Why poppy‑seed tea can be dangerous

Experts and safety advocates say the danger comes from unwashed poppy seeds and uneven opiate residue: small batches can vary wildly and brewing methods can extract enough morphine or thebaine to cause sedation or even overdose. Coverage and scientific summaries have documented fatal and serious cases tied to home‑brewed poppy‑seed tea and pushed for tighter oversight.

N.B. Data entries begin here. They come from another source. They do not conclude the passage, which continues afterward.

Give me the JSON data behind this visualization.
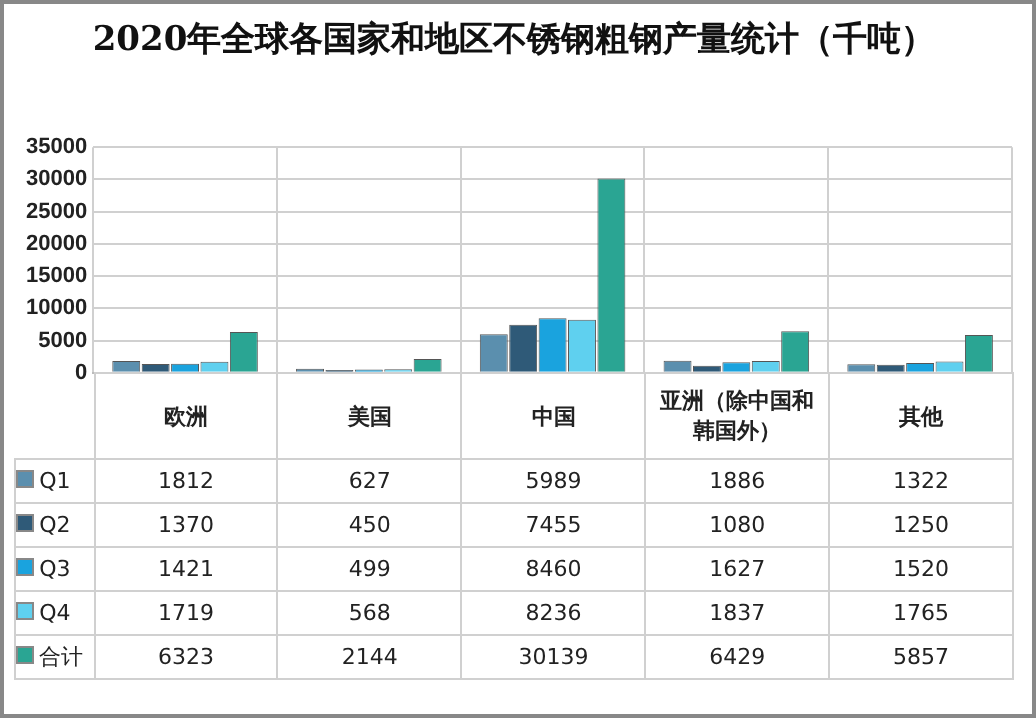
{
  "chart_data": {
    "type": "bar",
    "title": "2020年全球各国家和地区不锈钢粗钢产量统计（千吨）",
    "categories": [
      "欧洲",
      "美国",
      "中国",
      "亚洲（除中国和韩国外）",
      "其他"
    ],
    "series": [
      {
        "name": "Q1",
        "color": "#5b8fae",
        "values": [
          1812,
          627,
          5989,
          1886,
          1322
        ]
      },
      {
        "name": "Q2",
        "color": "#2f5a78",
        "values": [
          1370,
          450,
          7455,
          1080,
          1250
        ]
      },
      {
        "name": "Q3",
        "color": "#1aa3de",
        "values": [
          1421,
          499,
          8460,
          1627,
          1520
        ]
      },
      {
        "name": "Q4",
        "color": "#5fd0ef",
        "values": [
          1719,
          568,
          8236,
          1837,
          1765
        ]
      },
      {
        "name": "合计",
        "color": "#2aa593",
        "values": [
          6323,
          2144,
          30139,
          6429,
          5857
        ]
      }
    ],
    "ylim": [
      0,
      35000
    ],
    "yticks": [
      0,
      5000,
      10000,
      15000,
      20000,
      25000,
      30000,
      35000
    ],
    "grid": true,
    "legend": "bottom",
    "data_labels": true
  }
}
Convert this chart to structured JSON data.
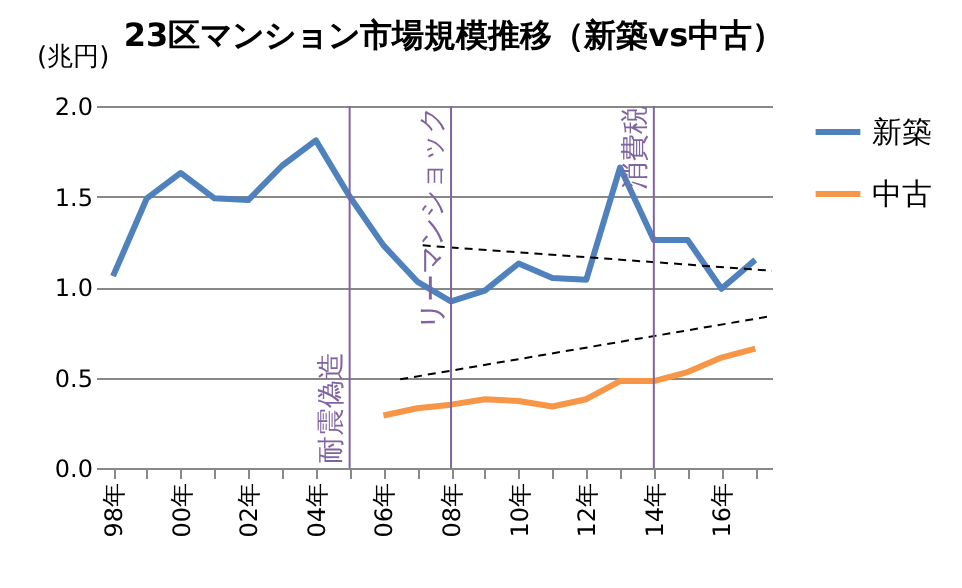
{
  "chart_data": {
    "type": "line",
    "title": "23区マンション市場規模推移（新築vs中古）",
    "ylabel": "(兆円)",
    "x": [
      "1998",
      "1999",
      "2000",
      "2001",
      "2002",
      "2003",
      "2004",
      "2005",
      "2006",
      "2007",
      "2008",
      "2009",
      "2010",
      "2011",
      "2012",
      "2013",
      "2014",
      "2015",
      "2016",
      "2017"
    ],
    "xlim": [
      "1997-07",
      "2017-07"
    ],
    "xticks": [
      {
        "value": "1998",
        "label": "98年"
      },
      {
        "value": "1999",
        "label": null
      },
      {
        "value": "2000",
        "label": "00年"
      },
      {
        "value": "2001",
        "label": null
      },
      {
        "value": "2002",
        "label": "02年"
      },
      {
        "value": "2003",
        "label": null
      },
      {
        "value": "2004",
        "label": "04年"
      },
      {
        "value": "2005",
        "label": null
      },
      {
        "value": "2006",
        "label": "06年"
      },
      {
        "value": "2007",
        "label": null
      },
      {
        "value": "2008",
        "label": "08年"
      },
      {
        "value": "2009",
        "label": null
      },
      {
        "value": "2010",
        "label": "10年"
      },
      {
        "value": "2011",
        "label": null
      },
      {
        "value": "2012",
        "label": "12年"
      },
      {
        "value": "2013",
        "label": null
      },
      {
        "value": "2014",
        "label": "14年"
      },
      {
        "value": "2015",
        "label": null
      },
      {
        "value": "2016",
        "label": "16年"
      },
      {
        "value": "2017",
        "label": null
      }
    ],
    "ylim": [
      0,
      2.0
    ],
    "yticks": [
      {
        "value": 0,
        "label": "0.0"
      },
      {
        "value": 0.5,
        "label": "0.5"
      },
      {
        "value": 1.0,
        "label": "1.0"
      },
      {
        "value": 1.5,
        "label": "1.5"
      },
      {
        "value": 2.0,
        "label": "2.0"
      }
    ],
    "grid": "y",
    "legend": "right",
    "series": [
      {
        "name": "新築",
        "color": "#4f81bd",
        "values": [
          1.06,
          1.49,
          1.63,
          1.49,
          1.48,
          1.67,
          1.81,
          1.5,
          1.23,
          1.03,
          0.92,
          0.98,
          1.13,
          1.05,
          1.04,
          1.66,
          1.26,
          1.26,
          0.99,
          1.15
        ]
      },
      {
        "name": "中古",
        "color": "#f79646",
        "values": [
          null,
          null,
          null,
          null,
          null,
          null,
          null,
          null,
          0.29,
          0.33,
          0.35,
          0.38,
          0.37,
          0.34,
          0.38,
          0.48,
          0.48,
          0.53,
          0.61,
          0.66
        ]
      },
      {
        "type": "line",
        "color": "#000000",
        "line_style": "dashed",
        "x": [
          "2007-03",
          "2017-07"
        ],
        "values": [
          1.23,
          1.09
        ]
      },
      {
        "type": "line",
        "color": "#000000",
        "line_style": "dashed",
        "x": [
          "2006-07",
          "2017-07"
        ],
        "values": [
          0.49,
          0.84
        ]
      }
    ],
    "ref_lines": [
      {
        "axis": "x",
        "value": "2005",
        "label": "耐震偽造",
        "color": "#8064a2"
      },
      {
        "axis": "x",
        "value": "2008",
        "label": "リーマンショック",
        "color": "#8064a2"
      },
      {
        "axis": "x",
        "value": "2014",
        "label": "消費税",
        "color": "#8064a2"
      }
    ]
  }
}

As reported by Food Safety News and policy analysis from the Center for Science in the Public Interest, the concentrations of opiate alkaloids vary enough that the same recipe can produce a harmless cup or a dangerous one.

Legal context

Prosecutors pursued the case under federal anti‑drug statutes that bar possession of materials used to manufacture controlled substances; court filings cite 21 U.S.C. § 843(a)(6) as central to the indictment. The government argued jurors could infer the kits' potential to yield opiates from the lab results and the product marketing. Court records include the judge's order denying pretrial challenges to that evidence.

Enforcement trend

Federal prosecutors have pursued sellers of unprocessed poppy seeds in other districts: in 2025, a Missouri seller was sentenced after pleading guilty to distributing raw poppy seeds that could be brewed into tea, a case the U.S. Attorney described as involving DEA and FDA investigators. That prosecution illustrates a broader enforcement trend against businesses that market seeds for the extraction of opiates, according to the U.S. Attorney's Office.

With the guilty verdict in hand, Tew now faces a federal sentencing hearing; ABC4 Utah reports no date has been set. Defense lawyers may file post‑trial motions, and an appeal is possible, while health advocates and regulators will likely watch what sentence the judge imposes.